The kidney manifestations of sarcoidosis will be reviewed here. General issues related to sarcoidosis and its pathogenesis are discussed separately:

(See "Clinical manifestations and diagnosis of pulmonary sarcoidosis".)

(See "Pathology and pathogenesis of sarcoidosis".)

EPIDEMIOLOGY — The incidence and prevalence of kidney involvement in sarcoidosis remain uncertain [3].

The reported prevalence ranges widely due to the variation in study design and enrolled patient populations and due to the heterogeneity and often asymptomatic nature of kidney disease.

Several small series have suggested that kidney involvement (as defined by either histologic changes in the kidney or a decline in kidney function in the absence of a biopsy) occurs in approximately 10 to 50 percent of patients with sarcoidosis [4-8], although the disease may be silent and undetected for many years (or forever). A larger cohort (ie, more than 1200 patients with pulmonary sarcoidosis) found that kidney manifestations were present in 12 percent of cases [9].

Several studies have examined the relative prevalence of the various kidney lesions associated with sarcoidosis:

Overall, nephrocalcinosis is estimated to occur in 5 percent of patients with sarcoidosis [10]. Nephrocalcinosis is a significant cause of chronic kidney disease (CKD) [1,8,11]. (See "Nephrocalcinosis".)

Nephrolithiasis occurs in approximately 1 to 14 percent of patients with sarcoidosis [1,6,12,13].

Interstitial nephritis with granuloma formation occurs in approximately 20 percent of patients [12]. However, kidney function impairment is not always present (picture 1) [2,14-17]. As an example, a survey of all kidney biopsies over a six-year period at three general hospitals found clinically significant sarcoid granulomatous interstitial nephritis in only four cases [18-20]. Patients who have interstitial nephritis may also have nephrolithiasis or nephrocalcinosis [21]. In one study that included a cohort of 27 patients with renal sarcoidosis (four of them with isolated renal; all the others with systemic sarcoidosis), the most commonly observed histologic lesion was nongranulomatous tubulointerstitial nephritis (44 percent), followed by granulomatous tubulointerstitial nephritis (30 percent), immunoglobulin A (IgA) glomerulonephritis (26 percent), and nephrocalcinosis (11 percent) [22]. Another series of 34 patients with sarcoidosis and kidney function impairment reported tubulointerstitial disease in 71 percent [4].

Glomerular involvement is rare.

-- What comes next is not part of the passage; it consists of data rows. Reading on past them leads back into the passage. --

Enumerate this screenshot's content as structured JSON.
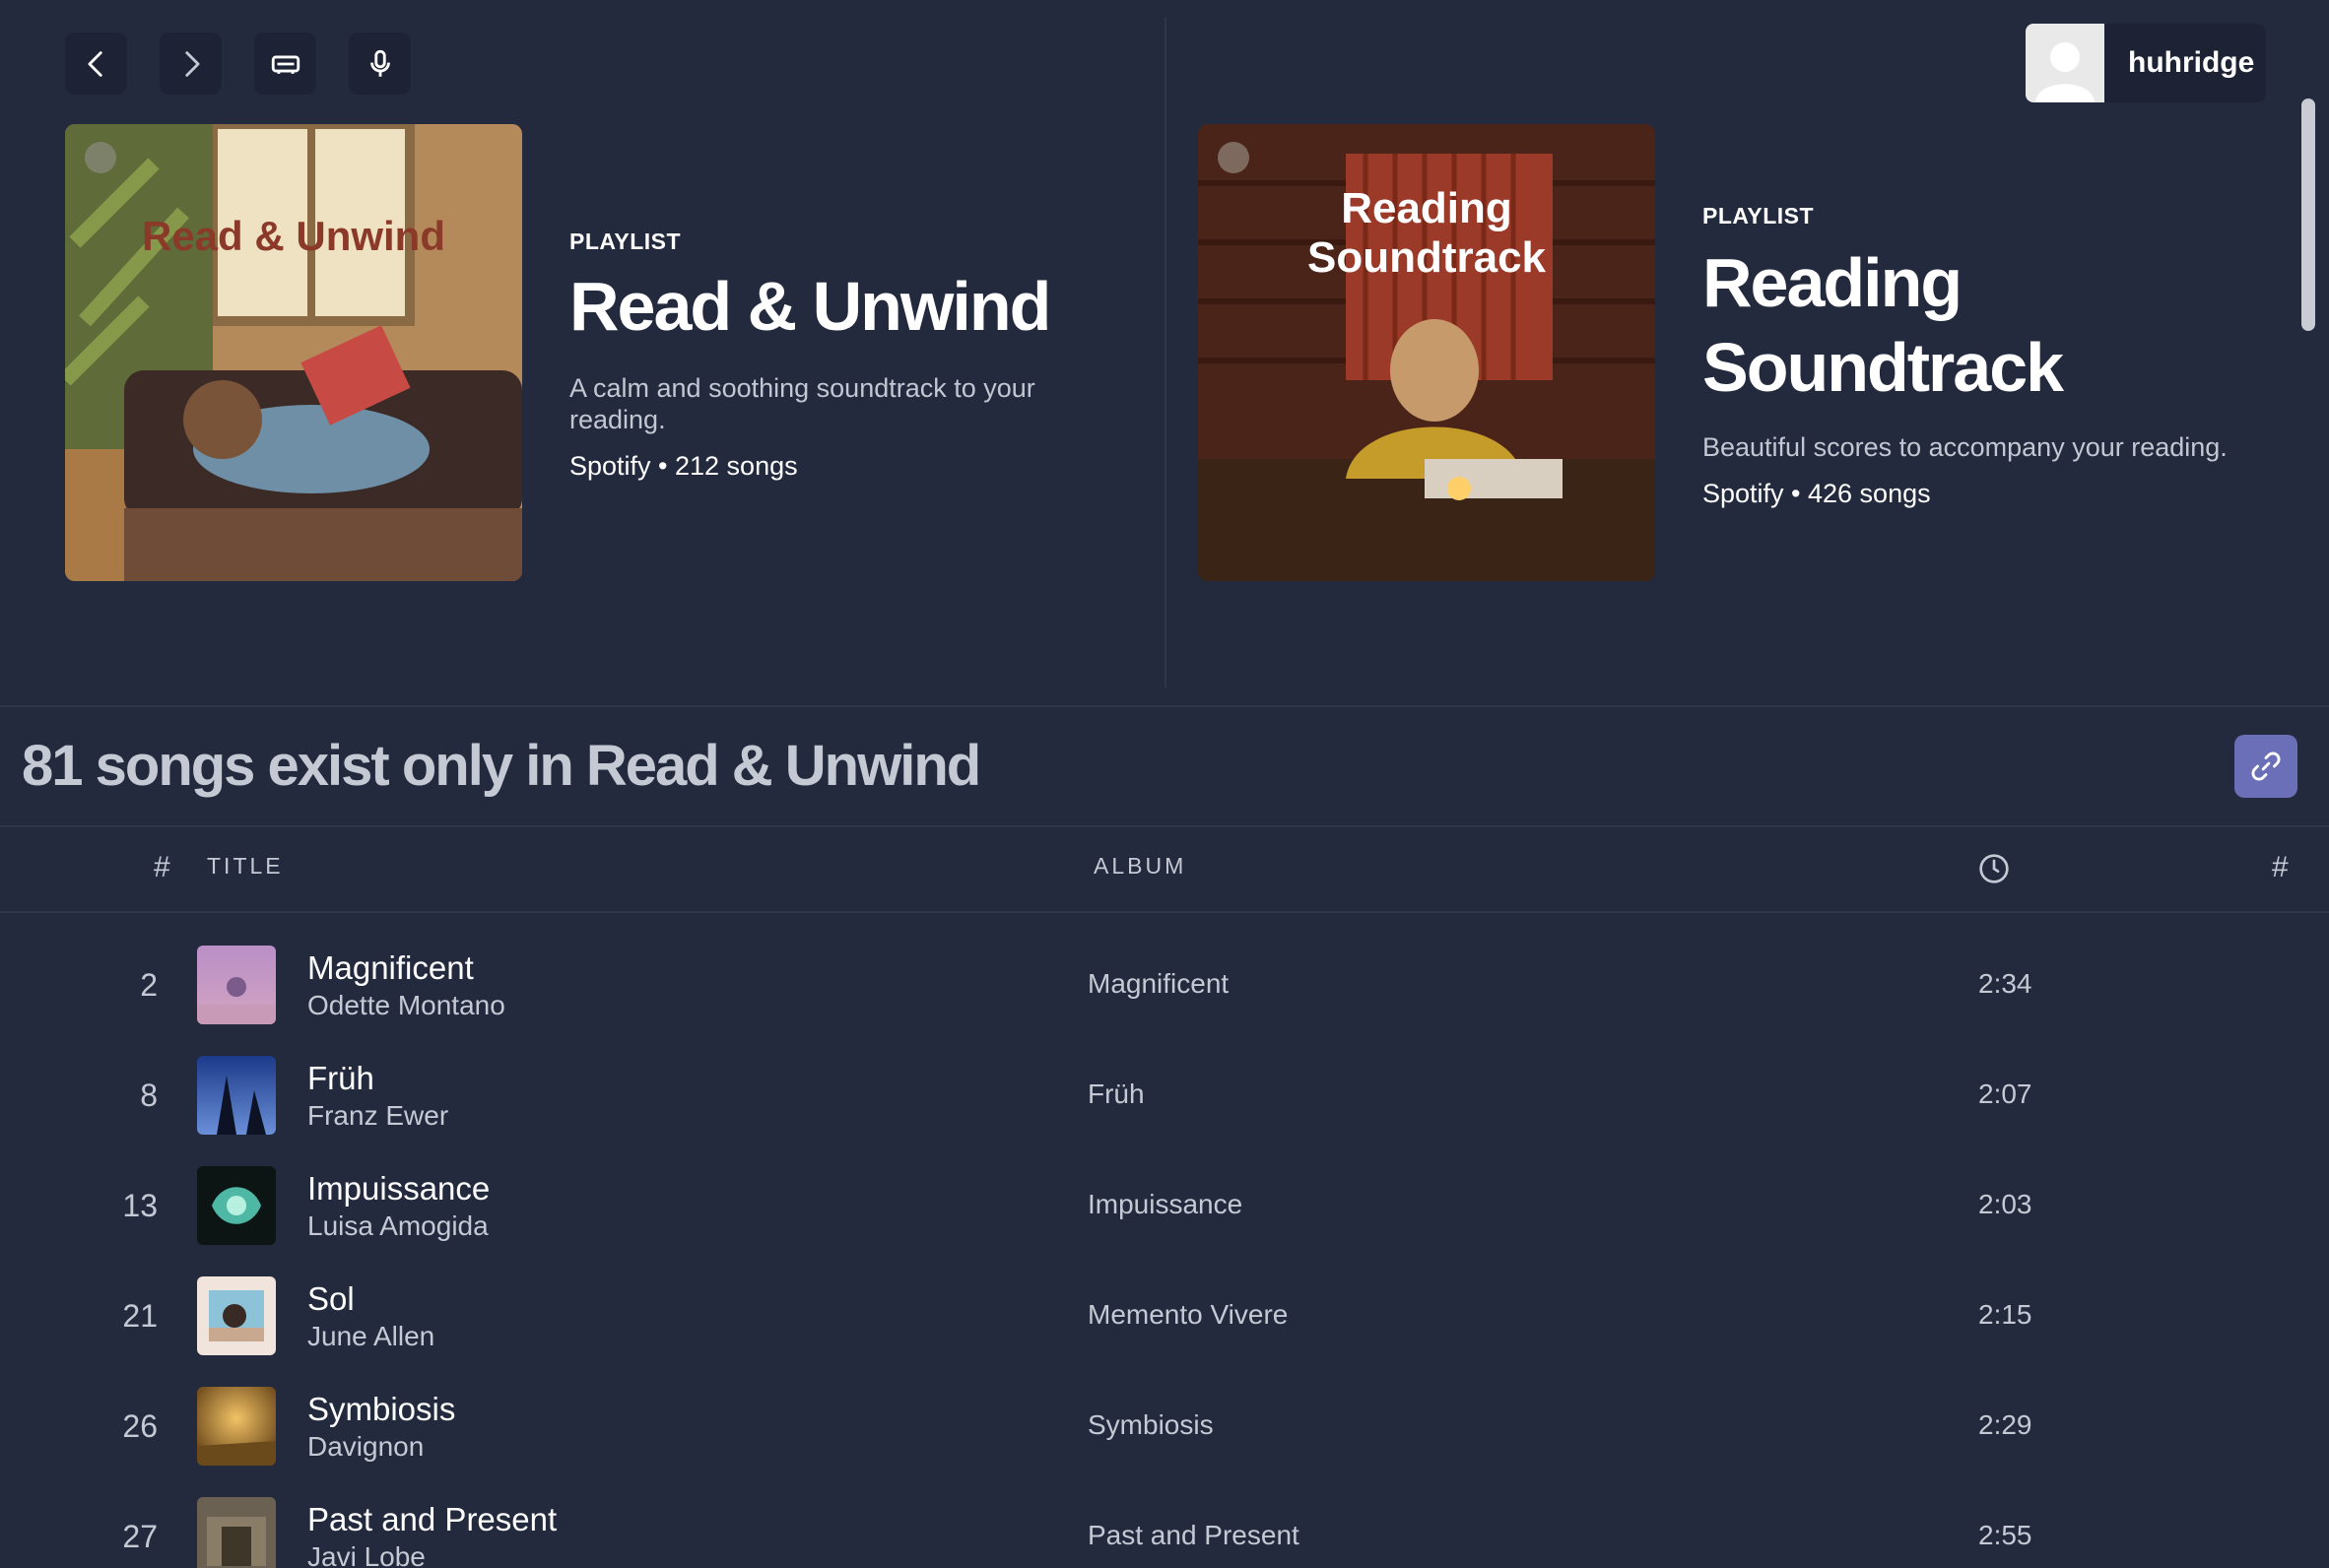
{
  "user": {
    "name": "huhridge"
  },
  "nav": {
    "back": "chevron-left-icon",
    "forward": "chevron-right-icon",
    "devices": "device-icon",
    "mic": "microphone-icon"
  },
  "playlists": [
    {
      "kicker": "PLAYLIST",
      "cover_text": "Read & Unwind",
      "title": "Read & Unwind",
      "description": "A calm and soothing soundtrack to your reading.",
      "meta": "Spotify • 212 songs"
    },
    {
      "kicker": "PLAYLIST",
      "cover_text_line1": "Reading",
      "cover_text_line2": "Soundtrack",
      "title_line1": "Reading",
      "title_line2": "Soundtrack",
      "description": "Beautiful scores to accompany your reading.",
      "meta": "Spotify • 426 songs"
    }
  ],
  "section": {
    "title": "81 songs exist only in Read & Unwind"
  },
  "columns": {
    "num": "#",
    "title": "TITLE",
    "album": "ALBUM",
    "right_num": "#"
  },
  "tracks": [
    {
      "num": "2",
      "title": "Magnificent",
      "artist": "Odette Montano",
      "album": "Magnificent",
      "duration": "2:34"
    },
    {
      "num": "8",
      "title": "Früh",
      "artist": "Franz Ewer",
      "album": "Früh",
      "duration": "2:07"
    },
    {
      "num": "13",
      "title": "Impuissance",
      "artist": "Luisa Amogida",
      "album": "Impuissance",
      "duration": "2:03"
    },
    {
      "num": "21",
      "title": "Sol",
      "artist": "June Allen",
      "album": "Memento Vivere",
      "duration": "2:15"
    },
    {
      "num": "26",
      "title": "Symbiosis",
      "artist": "Davignon",
      "album": "Symbiosis",
      "duration": "2:29"
    },
    {
      "num": "27",
      "title": "Past and Present",
      "artist": "Javi Lobe",
      "album": "Past and Present",
      "duration": "2:55"
    }
  ]
}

A variety of different lesions have been described in isolated cases, including membranous nephropathy, IgA nephropathy, minimal change disease, a proliferative or crescentic glomerulonephritis, and focal segmental glomerulosclerosis [2,23-27].

Urinary tract obstruction is very rare among patients with sarcoidosis.

PROGNOSIS — End-stage kidney disease (ESKD) requiring some form of kidney replacement therapy is uncommon. When it occurs, ESKD is most often due to hypercalcemic nephropathy rather than granulomatous nephritis or a glomerulonephropathy, although nephrocalcinosis is less common overall than interstitial nephritis. In the largest observational study, among 46 patients with sarcoidosis-related interstitial nephritis, only two progressed to ESKD (at 15 and 2 years after presentation) [21]. However, 66 percent of patients had an estimated glomerular filtration rate (eGFR) <60 mL/min/1.73 m2 at a median follow-up of 24 months.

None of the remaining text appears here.